曼春不乐意,明楼只淡笑着近乎欣赏地抚摸她新烫的卷发,说她“真是调皮”,并不去接口“谁来得早便是更重视”的话。曼春见他不肯多说,分明一副情场老手流连花丛的样子,只牵着她进门,不免有些自怜地悠悠叹了口气,委屈地跟上。
店家引着客人进来,曼春低着头心砰砰直跳,也不知为了这里屋檐低矮,不像去惯的法餐厅那样敞亮,还是别的什么。店里清一色老式深色桌椅,曲径通幽,廊末也挂着些小幅油画。

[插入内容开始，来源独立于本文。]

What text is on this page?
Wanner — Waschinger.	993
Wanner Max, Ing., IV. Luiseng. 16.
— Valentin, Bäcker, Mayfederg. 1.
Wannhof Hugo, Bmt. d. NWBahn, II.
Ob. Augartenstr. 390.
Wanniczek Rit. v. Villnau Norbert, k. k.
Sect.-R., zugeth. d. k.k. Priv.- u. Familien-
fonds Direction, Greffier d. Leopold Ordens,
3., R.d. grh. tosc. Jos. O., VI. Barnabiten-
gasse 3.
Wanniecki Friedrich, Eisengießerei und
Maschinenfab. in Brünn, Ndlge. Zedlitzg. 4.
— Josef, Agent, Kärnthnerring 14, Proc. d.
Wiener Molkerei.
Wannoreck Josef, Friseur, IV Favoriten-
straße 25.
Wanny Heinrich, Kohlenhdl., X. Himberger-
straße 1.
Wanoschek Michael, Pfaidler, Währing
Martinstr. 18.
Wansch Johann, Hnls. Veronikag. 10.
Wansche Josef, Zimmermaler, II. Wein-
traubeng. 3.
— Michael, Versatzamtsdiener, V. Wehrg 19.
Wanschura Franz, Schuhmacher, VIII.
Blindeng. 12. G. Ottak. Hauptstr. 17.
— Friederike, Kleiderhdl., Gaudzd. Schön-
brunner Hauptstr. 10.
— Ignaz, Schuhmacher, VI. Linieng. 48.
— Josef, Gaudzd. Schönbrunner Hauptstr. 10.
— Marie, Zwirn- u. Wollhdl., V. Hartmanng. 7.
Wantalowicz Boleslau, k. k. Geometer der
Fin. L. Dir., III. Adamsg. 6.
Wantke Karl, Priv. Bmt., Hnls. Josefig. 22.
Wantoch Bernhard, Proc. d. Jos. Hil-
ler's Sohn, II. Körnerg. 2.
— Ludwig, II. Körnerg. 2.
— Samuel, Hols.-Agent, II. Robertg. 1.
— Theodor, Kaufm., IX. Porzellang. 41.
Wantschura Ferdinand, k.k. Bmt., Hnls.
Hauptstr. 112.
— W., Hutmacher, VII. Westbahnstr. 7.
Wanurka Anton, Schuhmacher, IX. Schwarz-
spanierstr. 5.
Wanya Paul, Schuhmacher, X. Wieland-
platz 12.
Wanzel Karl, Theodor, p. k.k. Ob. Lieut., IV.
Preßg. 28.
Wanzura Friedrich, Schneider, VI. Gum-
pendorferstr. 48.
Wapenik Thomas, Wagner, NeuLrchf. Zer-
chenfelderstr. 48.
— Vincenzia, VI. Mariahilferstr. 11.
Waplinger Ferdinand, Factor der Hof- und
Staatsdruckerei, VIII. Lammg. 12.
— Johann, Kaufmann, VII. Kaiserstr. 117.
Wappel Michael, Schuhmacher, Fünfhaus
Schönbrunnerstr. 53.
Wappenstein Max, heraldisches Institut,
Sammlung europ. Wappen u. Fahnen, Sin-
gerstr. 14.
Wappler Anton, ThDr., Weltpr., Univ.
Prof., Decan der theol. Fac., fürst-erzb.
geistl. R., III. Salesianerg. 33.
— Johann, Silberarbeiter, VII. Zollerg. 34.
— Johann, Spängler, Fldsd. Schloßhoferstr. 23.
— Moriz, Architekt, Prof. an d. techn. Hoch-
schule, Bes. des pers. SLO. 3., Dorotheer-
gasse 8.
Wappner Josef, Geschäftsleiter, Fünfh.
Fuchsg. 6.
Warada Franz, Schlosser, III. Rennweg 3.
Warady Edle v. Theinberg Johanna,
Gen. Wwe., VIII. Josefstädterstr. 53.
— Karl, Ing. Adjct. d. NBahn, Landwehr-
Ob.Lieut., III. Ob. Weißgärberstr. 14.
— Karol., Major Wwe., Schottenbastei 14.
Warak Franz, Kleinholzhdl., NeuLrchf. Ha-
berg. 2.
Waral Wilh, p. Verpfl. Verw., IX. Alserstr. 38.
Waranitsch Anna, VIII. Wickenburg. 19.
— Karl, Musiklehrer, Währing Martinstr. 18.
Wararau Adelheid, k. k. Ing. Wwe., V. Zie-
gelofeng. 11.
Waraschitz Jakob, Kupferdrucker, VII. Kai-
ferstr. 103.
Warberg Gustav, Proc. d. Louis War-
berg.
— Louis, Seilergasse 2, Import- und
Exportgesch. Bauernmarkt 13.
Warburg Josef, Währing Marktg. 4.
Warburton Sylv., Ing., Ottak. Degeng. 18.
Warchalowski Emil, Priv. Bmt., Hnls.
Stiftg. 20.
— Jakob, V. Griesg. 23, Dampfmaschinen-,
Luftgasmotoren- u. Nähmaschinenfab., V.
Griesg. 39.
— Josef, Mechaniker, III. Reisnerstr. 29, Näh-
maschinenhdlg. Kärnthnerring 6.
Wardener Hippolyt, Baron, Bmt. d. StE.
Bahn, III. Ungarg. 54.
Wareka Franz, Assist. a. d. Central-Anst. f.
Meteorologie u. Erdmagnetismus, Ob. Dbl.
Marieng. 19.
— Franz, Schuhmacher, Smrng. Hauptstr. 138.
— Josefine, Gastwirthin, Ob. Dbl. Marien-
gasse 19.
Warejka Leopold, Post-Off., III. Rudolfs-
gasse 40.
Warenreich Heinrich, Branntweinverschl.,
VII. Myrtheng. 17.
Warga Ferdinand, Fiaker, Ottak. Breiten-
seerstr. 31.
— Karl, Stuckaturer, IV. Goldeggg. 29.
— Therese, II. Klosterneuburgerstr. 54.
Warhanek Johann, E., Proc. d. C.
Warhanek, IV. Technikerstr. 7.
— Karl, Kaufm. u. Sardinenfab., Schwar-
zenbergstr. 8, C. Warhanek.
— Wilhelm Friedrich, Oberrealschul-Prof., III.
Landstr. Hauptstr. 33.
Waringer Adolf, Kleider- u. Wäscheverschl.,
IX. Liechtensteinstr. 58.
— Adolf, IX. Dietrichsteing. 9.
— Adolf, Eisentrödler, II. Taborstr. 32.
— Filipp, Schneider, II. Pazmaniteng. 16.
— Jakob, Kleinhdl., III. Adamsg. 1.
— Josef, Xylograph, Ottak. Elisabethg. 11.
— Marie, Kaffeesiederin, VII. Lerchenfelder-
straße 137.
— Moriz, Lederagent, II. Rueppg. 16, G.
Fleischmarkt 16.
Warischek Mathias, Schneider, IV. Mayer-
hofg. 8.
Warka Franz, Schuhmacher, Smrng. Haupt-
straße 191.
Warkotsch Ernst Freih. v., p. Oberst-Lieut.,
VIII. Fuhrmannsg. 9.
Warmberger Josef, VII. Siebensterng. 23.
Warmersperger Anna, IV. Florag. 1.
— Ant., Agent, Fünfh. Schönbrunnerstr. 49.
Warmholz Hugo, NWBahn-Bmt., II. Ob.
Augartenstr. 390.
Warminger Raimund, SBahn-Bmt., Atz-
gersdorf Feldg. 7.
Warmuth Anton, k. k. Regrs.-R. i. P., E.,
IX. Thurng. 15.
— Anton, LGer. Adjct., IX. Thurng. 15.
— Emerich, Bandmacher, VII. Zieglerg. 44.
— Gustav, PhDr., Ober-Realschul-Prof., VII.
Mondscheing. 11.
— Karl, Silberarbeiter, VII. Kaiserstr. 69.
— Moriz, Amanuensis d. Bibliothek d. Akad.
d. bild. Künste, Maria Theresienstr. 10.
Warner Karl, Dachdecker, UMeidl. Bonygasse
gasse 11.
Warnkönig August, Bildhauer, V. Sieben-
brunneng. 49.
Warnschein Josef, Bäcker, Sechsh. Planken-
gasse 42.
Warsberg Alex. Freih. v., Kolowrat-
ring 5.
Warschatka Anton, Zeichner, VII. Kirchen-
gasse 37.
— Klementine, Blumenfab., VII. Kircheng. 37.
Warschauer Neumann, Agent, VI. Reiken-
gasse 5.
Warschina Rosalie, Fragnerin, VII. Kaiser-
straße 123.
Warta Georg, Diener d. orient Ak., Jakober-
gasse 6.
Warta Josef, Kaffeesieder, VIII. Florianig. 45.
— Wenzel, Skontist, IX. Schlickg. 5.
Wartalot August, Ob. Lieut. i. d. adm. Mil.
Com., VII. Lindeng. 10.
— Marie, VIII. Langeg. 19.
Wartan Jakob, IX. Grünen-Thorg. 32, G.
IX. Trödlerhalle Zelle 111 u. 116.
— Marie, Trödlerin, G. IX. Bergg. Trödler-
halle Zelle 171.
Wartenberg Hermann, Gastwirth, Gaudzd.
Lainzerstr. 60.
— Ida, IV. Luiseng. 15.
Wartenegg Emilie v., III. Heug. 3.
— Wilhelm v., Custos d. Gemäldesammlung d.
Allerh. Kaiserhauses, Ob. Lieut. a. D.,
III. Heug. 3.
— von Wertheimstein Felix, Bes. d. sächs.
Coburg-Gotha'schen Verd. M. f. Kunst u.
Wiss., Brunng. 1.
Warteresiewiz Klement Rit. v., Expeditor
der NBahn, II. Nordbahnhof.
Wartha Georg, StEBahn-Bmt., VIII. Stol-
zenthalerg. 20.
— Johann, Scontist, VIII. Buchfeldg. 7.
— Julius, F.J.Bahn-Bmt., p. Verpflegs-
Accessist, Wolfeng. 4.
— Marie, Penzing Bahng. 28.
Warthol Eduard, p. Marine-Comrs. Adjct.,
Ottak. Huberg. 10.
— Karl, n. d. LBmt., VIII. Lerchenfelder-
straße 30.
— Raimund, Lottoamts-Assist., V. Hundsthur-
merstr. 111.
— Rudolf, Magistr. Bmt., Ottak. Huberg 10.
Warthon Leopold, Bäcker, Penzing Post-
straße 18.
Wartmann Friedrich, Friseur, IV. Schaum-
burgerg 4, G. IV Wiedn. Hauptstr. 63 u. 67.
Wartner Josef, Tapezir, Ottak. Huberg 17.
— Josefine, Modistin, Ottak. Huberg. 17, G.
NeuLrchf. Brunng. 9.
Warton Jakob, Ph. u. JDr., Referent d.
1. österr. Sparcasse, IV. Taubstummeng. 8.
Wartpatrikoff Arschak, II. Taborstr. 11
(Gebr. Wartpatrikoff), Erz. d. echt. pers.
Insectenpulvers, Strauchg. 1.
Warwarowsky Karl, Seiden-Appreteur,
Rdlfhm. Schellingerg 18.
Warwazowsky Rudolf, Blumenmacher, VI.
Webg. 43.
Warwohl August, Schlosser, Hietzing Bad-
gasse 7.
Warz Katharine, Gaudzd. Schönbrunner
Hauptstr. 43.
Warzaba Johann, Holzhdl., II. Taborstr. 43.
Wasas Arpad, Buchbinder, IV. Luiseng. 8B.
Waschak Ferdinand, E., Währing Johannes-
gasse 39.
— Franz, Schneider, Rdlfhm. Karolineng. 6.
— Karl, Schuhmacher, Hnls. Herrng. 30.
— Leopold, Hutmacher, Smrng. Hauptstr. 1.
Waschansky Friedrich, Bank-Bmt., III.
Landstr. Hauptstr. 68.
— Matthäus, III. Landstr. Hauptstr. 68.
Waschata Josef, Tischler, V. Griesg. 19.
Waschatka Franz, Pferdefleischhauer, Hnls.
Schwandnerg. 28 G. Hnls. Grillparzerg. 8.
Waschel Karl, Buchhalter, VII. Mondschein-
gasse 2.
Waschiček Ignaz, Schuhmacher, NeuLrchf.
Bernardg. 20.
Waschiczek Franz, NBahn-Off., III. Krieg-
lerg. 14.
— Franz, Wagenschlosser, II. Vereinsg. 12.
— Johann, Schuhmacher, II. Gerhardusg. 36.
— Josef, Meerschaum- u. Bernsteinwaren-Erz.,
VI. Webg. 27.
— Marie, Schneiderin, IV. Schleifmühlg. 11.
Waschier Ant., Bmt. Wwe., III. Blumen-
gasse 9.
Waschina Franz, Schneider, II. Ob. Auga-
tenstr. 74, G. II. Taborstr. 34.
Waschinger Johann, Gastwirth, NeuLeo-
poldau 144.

明楼象征性地点了栗子焖鸽肉、春笋当归乌鸡煲、银鱼莼菜羹,过了一会儿,曼春娇笑,掩着菜谱悄声告诉侍者:我还要这个。
侍者领命而去。
桌旁的红玫瑰花束心不在焉地溢出芬芳。
酒未曾醉人。
明楼四顾,越发觉得老上海馆子里四周都流淌着一种风流韵味,因为古旧,是以浓厚而不兴波澜。这儿并不是西餐厅,讲究绅士高雅,小隔间又甚是私密,清咳一声,见曼春纤细的手指搭在桌布上,便大着胆子穿过杯碟碗盏握住曼春双手。曼春脸一红,低头由他捉着手,却促狭地用指甲在明楼掌心挠痒痒。“哎呀,你别捣乱!”姑娘冰凉嫩滑的触感让明楼不禁浑身清爽,手掌心又痒又刺,直挠在心尖,想握紧又怕捏疼了她,两人互握着手,谁也不肯妥协又谁也不愿放,瞧着对方的眼睛,都被逗得咯咯直笑。
“玫瑰配你最好”,明楼轻道,“不止为了爱情,它很娇艳、热烈,它的刺也那么锋利。”
曼春低头不语。师兄了解她至深至尽,她是比俗世女子心性更高贵的。这样低着雪白的颈项,突然心里惊呼一声:为出门特地仔细搽了蔻丹,想着淡染的蔷薇色,却让自己蠢笨地修修改改涂浓了,再配红唇是否太不矜持?他世家子弟,该当喜欢素雅女孩子的。想到这个浑身都要烧起来了。
明楼询问地瞧着不自在的她,曼春动了动指尖,朱唇轻启,嗫嚅着问,好不好看。
皓腕凝雪,指如削葱,当然是好看。明楼沉吟着握她的手放在一碗桃胶银耳羹边上,器具古朴,清新脱俗。“珍馐喻美人,人比桃花好。”
曼春眼波流转,一看却不由丧气,他以为自己说了什么了不得的情话!那碗汤色泽清淡,相映衬着比指上蔻丹要浅得多,又黯淡又老土——真是冤家,原来自己紧张半天,他根本看不出来她女孩儿家的心思来哉。
“师兄说笑了。”
明楼怎不知她赌气小性儿,忍着笑又将人玉手摆放到一旁,“我知道,在国画里这是浅赭石色,你看这个像不像?”
曼春一怔,“什么?”
明楼几乎憋不住笑,把曼春的手搁在紫陶耳盅之测,“红烧肉呀。”
笑闹了半晌,最后一道菜终于上桌。明楼当先败阵,震惊地掩着口鼻,那盘中色泽鲜亮,味道熏人欲呕,竟是一盘深红间绿的草头圈子。
与情人用餐点这个,不可谓不大胆。明楼熏得快要流下眼泪,“好曼春,快让它离我远些吧。”
曼春作势一砸筷子,娇嗔,“我真的喜欢吃!把手拿开!还说不介意我们两家世仇呢,现在可好,连同座吃一碗草头圈子都……你要人怎么相信你的山盟海誓!”
仔细想想怎么不是这个道理。两人都忙着互相捉弄,明楼笑着咳嗽起来,慢慢将手放下,真心地轻吻曼春手背,“好,好——你喜欢它,我喜欢你,不影响。”